The fireplace, which dominates one wall of the living room, looks like one huge slab of granite that reaches to the tip of the ceiling, but it does have seams. Tammi chose a polished cosmic black granite, mined in Israel, which posed a problem in matching the pieces and concealing the seams. Today, she’s thrilled with the finished product. Resting on a quartz hearth, the fireplace’s seams are virtually invisible.

On the adjoining wall, the nearly 23-foot wide glass window provides a breathtaking view of the Ohio River. It looks as if its dividing beams support each section of glass, but it is actually one solid piece. It’s a massive thing — 21 feet tall on the high end and 16 on the short end.


“It was delivered twice, broken,” Tammi says with a laugh.

Outside, their carefully manicured lawn stretches to the Ohio riverbank.

Throughout the house, light maple floors provide a foil for the colorful walls. A room originally planned as David’s exercise haven, is now a home theater featuring deep seats and a 100-inch screen for movie viewing.

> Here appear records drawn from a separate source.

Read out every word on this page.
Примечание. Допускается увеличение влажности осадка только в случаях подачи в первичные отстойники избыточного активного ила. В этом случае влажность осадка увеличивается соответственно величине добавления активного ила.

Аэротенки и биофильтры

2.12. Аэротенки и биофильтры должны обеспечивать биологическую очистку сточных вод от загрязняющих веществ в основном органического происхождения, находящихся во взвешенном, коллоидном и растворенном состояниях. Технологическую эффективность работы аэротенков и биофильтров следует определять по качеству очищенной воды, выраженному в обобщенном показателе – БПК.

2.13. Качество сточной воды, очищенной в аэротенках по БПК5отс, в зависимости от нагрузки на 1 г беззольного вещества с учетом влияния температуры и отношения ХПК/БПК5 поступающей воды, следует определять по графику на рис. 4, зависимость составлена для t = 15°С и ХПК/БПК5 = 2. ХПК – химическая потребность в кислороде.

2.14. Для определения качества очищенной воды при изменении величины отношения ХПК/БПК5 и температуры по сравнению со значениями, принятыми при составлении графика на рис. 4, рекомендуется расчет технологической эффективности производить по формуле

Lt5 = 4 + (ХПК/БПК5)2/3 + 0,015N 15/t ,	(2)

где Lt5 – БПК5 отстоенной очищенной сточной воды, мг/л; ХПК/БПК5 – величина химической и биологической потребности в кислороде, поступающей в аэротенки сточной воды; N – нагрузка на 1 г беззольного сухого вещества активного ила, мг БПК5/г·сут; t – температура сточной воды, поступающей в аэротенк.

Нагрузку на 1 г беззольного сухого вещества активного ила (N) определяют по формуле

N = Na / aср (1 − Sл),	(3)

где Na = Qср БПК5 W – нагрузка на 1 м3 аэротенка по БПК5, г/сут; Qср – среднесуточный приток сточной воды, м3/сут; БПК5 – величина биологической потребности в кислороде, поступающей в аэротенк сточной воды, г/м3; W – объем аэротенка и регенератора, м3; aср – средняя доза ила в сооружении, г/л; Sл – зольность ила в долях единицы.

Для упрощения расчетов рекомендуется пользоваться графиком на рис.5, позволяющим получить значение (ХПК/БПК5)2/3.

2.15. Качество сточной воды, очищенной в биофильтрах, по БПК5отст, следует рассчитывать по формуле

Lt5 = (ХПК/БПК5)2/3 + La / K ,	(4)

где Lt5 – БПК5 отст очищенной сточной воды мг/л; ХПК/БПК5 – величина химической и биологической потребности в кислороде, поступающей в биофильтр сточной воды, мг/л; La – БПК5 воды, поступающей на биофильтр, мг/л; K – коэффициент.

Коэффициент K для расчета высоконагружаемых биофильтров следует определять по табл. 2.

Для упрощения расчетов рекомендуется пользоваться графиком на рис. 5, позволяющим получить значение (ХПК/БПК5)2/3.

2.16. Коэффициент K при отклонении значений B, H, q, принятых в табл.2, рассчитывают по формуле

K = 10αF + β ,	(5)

The next room over serves at a home gym complete with state-of-the-art exercise equipment and an adjoining bathroom featuring a full steam shower.

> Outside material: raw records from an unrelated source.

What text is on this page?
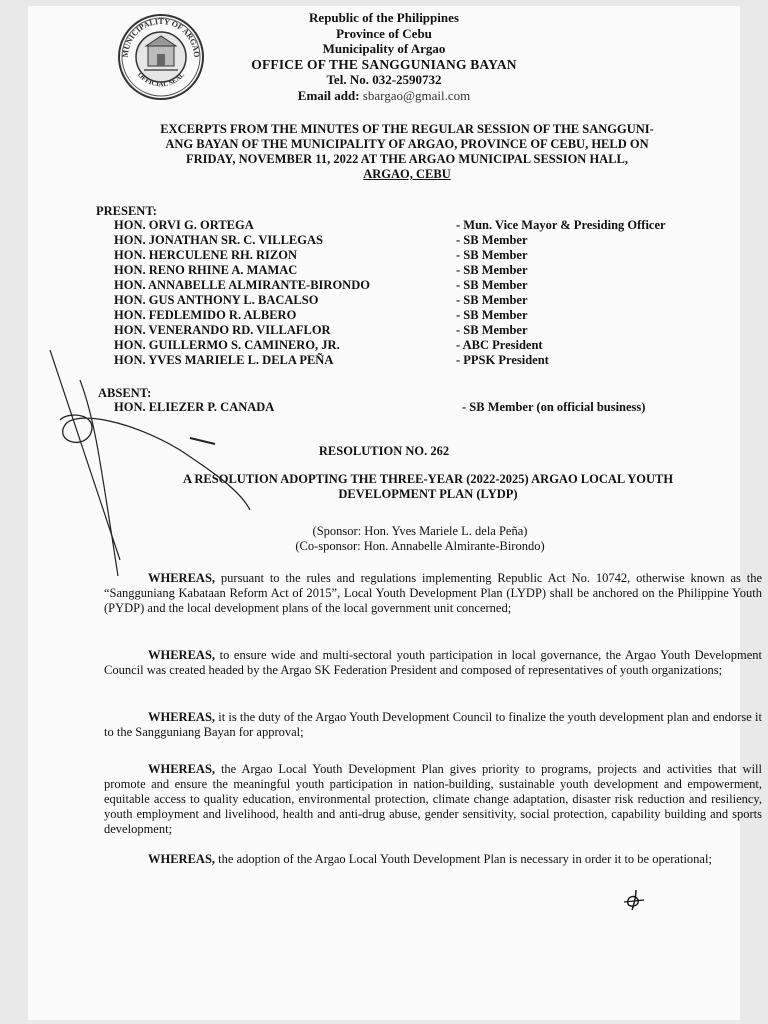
MUNICIPALITY OF ARGAO
OFFICIAL SEAL
Republic of the Philippines
Province of Cebu
Municipality of Argao
OFFICE OF THE SANGGUNIANG BAYAN
Tel. No. 032-2590732
Email add: sbargao@gmail.com
EXCERPTS FROM THE MINUTES OF THE REGULAR SESSION OF THE SANGGUNI-
ANG BAYAN OF THE MUNICIPALITY OF ARGAO, PROVINCE OF CEBU, HELD ON
FRIDAY, NOVEMBER 11, 2022 AT THE ARGAO MUNICIPAL SESSION HALL,
ARGAO, CEBU
PRESENT:
HON. ORVI G. ORTEGA	- Mun. Vice Mayor & Presiding Officer
HON. JONATHAN SR. C. VILLEGAS	- SB Member
HON. HERCULENE RH. RIZON	- SB Member
HON. RENO RHINE A. MAMAC	- SB Member
HON. ANNABELLE ALMIRANTE-BIRONDO	- SB Member
HON. GUS ANTHONY L. BACALSO	- SB Member
HON. FEDLEMIDO R. ALBERO	- SB Member
HON. VENERANDO RD. VILLAFLOR	- SB Member
HON. GUILLERMO S. CAMINERO, JR.	- ABC President
HON. YVES MARIELE L. DELA PEÑA	- PPSK President
ABSENT:
HON. ELIEZER P. CANADA	- SB Member (on official business)
RESOLUTION NO. 262
A RESOLUTION ADOPTING THE THREE-YEAR (2022-2025) ARGAO LOCAL YOUTH
DEVELOPMENT PLAN (LYDP)
(Sponsor: Hon. Yves Mariele L. dela Peña)
(Co-sponsor: Hon. Annabelle Almirante-Birondo)
WHEREAS, pursuant to the rules and regulations implementing Republic Act No. 10742, otherwise known as the “Sangguniang Kabataan Reform Act of 2015”, Local Youth Development Plan (LYDP) shall be anchored on the Philippine Youth (PYDP) and the local development plans of the local government unit concerned;
WHEREAS, to ensure wide and multi-sectoral youth participation in local governance, the Argao Youth Development Council was created headed by the Argao SK Federation President and composed of representatives of youth organizations;
WHEREAS, it is the duty of the Argao Youth Development Council to finalize the youth development plan and endorse it to the Sangguniang Bayan for approval;
WHEREAS, the Argao Local Youth Development Plan gives priority to programs, projects and activities that will promote and ensure the meaningful youth participation in nation-building, sustainable youth development and empowerment, equitable access to quality education, environmental protection, climate change adaptation, disaster risk reduction and resiliency, youth employment and livelihood, health and anti-drug abuse, gender sensitivity, social protection, capability building and sports development;
WHEREAS, the adoption of the Argao Local Youth Development Plan is necessary in order it to be operational;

In addition to the living room, home theater and gym, the ground floor also features a practical kitchen space with granite counters, modern appliances and cozy dining. A staircase featuring wooden steps and steel railing system leads to the second floor and five bedrooms. There are two laundry rooms, one on each floor, for Tammi’s large family.

The Weinsweig daughters, Zoie and Annabella, have a Jack & Jill suite at one end of the upstairs hall; at the other end is Tammi’s oasis. In between is son Noah’s bedroom and a suite reserved for Tammi’s other sons when they visit. Just off the upper landing, an outdoor deck overlooks a pool and provides an even better view of the river. From here, you see another architectural feature: the rock roof on each flat section of the home.


It’s a technologically smart home as well. One control, installed by Proctorville-based diamond design, LLC, manages 90 percent of the home’s electrical features including lighting, alarm system, heating and cooling and even the television sets. Bathroom floors are heated and designed to automatically increase the temperature as needed.

The spectacular design isn’t confined to the inside. Behind the home a 25 by 50 foot black lagoon pebblecrete pool with attached spa stretches toward a pool house. An automatic cover protects the pool at the touch of a button. As the pool was being built, David, who had originally wanted a lap pool, convinced the builders to place several glass crystals in the bottom creating one disguised swim lane. On the surrounding patio, an outdoor fireplace complements the fireplace inside.


Since David Weinsweig lived in his dream home for only a year before his untimely death, Tammi planned the interior décor to give her family the feeling of relaxation and joy. Nevertheless, the unusual design is still a testimony to their shared vision of bringing a little bit of Israel back to Appalachia.